In reality, all plus size women know that this is true. I've lost count of how many plus size women I know who are with tall and slim partners (myself included) and plus size lingerie is booming - a sign that plus size women are rightfully seeing themselves as attractive and deserving of things like pretty lingerie.
These ads portray strong women who are in charge of their own bodies, who are wearing pretty lingerie because they love it and who are excited about the sexual relationships they are in. So why do these ads keep getting banned?
In part, because while the reality of being a plus size woman is getting a tiny bit better, the conversation about plus sizes and fat isn't. Newspapers still cover the obesity epidemic like it's the plague that is going to come for us all and schools even occasionally send notes home to parents when a child is considered too heavy to be acceptable.
It's impossible to read a positive article about plus size issues on the internet without some commentator immediately accusing the writer of promoting an unhealthy lifestyle. Our society has enough conflicted feelings about sex to start with: combining sexual ads and plus size women is enough to make people's heads explode.
Realistically, ads like this won't be able to air without comment until the entire public conversation about plus sizes, health and the "health at any size movement" changes. Television networks don't want to deal with nasty letters about how they're promoting obesity when they air an ad in a major time slot, so it's easier ban these ads with flimsy excuses like "too racy" and "too much skin."

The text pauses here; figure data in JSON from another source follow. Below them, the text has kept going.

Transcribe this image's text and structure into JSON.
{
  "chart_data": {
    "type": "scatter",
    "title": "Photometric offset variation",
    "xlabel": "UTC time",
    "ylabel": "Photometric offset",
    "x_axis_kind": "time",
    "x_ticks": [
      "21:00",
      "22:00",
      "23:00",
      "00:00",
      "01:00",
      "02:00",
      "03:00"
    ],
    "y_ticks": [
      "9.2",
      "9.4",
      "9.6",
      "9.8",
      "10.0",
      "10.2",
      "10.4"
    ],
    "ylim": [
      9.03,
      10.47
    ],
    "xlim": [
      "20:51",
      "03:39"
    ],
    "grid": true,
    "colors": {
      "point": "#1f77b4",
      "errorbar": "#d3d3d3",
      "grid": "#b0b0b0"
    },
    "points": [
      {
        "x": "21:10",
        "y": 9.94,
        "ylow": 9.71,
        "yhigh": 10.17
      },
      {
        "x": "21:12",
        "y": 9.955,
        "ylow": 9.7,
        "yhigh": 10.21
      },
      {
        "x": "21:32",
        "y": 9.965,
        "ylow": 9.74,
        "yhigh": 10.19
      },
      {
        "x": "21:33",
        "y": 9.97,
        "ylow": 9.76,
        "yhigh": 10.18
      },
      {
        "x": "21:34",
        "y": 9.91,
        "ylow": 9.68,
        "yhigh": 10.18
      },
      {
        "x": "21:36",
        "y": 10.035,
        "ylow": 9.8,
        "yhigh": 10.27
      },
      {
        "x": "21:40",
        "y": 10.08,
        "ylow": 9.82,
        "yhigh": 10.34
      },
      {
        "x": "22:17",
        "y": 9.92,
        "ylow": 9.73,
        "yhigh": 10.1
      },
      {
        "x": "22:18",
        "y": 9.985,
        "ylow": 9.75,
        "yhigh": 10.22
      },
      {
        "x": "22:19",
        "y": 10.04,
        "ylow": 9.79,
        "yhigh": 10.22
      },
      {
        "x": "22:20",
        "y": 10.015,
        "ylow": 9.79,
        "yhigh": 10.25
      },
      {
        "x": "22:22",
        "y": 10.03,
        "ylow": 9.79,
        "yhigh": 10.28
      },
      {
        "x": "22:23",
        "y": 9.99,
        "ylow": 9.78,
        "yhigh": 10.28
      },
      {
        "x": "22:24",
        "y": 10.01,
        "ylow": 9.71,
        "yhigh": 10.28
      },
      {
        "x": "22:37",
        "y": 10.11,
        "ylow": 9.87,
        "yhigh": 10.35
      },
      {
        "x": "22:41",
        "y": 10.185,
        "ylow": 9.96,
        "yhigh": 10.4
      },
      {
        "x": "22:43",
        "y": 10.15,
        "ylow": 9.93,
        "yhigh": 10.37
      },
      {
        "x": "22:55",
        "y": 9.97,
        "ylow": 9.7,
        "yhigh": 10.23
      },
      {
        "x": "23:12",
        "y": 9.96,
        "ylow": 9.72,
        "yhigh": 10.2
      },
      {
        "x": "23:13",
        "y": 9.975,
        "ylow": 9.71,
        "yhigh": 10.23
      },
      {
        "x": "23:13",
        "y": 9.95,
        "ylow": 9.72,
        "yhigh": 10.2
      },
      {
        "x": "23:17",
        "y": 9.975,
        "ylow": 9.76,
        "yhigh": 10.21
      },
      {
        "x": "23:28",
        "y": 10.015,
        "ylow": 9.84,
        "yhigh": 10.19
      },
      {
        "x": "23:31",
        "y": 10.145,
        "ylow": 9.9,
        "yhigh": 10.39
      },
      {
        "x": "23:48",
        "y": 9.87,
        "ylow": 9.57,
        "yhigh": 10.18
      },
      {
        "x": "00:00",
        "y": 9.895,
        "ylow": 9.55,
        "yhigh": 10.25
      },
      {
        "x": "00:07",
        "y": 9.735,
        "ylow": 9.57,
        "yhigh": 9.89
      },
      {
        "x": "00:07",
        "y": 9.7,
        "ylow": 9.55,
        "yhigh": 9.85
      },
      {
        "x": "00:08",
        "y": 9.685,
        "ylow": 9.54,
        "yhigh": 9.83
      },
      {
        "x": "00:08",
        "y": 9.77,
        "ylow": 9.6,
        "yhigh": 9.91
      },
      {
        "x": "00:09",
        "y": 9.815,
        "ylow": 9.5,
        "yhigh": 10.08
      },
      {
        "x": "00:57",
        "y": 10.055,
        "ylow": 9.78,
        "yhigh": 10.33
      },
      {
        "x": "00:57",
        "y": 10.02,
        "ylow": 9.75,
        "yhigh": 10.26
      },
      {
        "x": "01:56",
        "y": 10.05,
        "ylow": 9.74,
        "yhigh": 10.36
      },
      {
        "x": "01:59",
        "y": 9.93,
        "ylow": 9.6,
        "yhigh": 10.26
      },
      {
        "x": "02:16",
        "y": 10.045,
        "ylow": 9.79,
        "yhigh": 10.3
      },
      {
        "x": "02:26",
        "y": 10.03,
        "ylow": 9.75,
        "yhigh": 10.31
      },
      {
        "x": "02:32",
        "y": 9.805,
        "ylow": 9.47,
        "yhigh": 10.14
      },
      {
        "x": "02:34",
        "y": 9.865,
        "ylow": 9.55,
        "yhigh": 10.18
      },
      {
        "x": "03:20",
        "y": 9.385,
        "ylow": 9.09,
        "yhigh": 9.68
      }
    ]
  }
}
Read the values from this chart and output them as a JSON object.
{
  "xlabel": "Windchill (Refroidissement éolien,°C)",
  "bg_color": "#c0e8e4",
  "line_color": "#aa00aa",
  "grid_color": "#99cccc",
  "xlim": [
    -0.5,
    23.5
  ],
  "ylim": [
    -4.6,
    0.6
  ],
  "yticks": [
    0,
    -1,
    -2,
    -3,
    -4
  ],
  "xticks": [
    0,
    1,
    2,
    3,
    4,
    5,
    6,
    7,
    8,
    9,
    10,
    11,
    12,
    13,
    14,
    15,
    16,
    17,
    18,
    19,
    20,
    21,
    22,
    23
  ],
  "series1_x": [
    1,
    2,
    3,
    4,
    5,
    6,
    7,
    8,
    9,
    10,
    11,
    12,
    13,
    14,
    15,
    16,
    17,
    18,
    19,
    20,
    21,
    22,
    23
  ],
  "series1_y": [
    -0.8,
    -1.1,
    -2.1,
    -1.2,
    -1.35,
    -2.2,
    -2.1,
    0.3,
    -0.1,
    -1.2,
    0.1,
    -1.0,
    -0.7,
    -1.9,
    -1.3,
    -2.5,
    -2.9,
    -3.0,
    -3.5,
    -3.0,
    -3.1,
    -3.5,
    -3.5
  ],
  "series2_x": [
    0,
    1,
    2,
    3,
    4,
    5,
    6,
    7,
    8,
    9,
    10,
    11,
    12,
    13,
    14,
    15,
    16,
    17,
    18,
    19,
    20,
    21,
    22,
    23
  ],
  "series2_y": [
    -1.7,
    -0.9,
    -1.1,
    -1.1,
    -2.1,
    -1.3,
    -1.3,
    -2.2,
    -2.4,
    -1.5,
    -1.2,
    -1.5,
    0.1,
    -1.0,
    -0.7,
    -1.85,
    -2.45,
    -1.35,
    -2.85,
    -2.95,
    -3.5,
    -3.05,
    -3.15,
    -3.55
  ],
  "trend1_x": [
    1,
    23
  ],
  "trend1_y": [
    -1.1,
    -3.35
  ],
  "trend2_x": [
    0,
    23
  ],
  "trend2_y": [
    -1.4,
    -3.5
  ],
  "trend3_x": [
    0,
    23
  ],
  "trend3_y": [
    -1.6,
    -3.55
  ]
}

As you can see, none of these are any worse than a Victoria's Secret ad and both are less racy than those awful Go Daddy commercials that the Superbowl keepS airing. The upside is that banning the ads is part of what got them all the attention and media coverage in the first place, leading to lots of positive press coverage and several thoughtful interviews by Ashley Graham herself. As Ashley Graham points out in one of her interviews, "America is getting bigger, and women want to see themselves instead of the image of what society says they should be."
We need stop conflating "plus size" with "self-inflicted illness" - it's unfair to plus size people and it's unfair to people who are actually sick. Access to pretty lingerie shouldn't be dependent on weight or health: it's something everyone should have without judgement. That includes anyone who is plus size, even if their health isn't perfect.
Have you seen either of these ads? What do you think of them? What do you think needs to change to make plus size lingerie ads popular with television networks?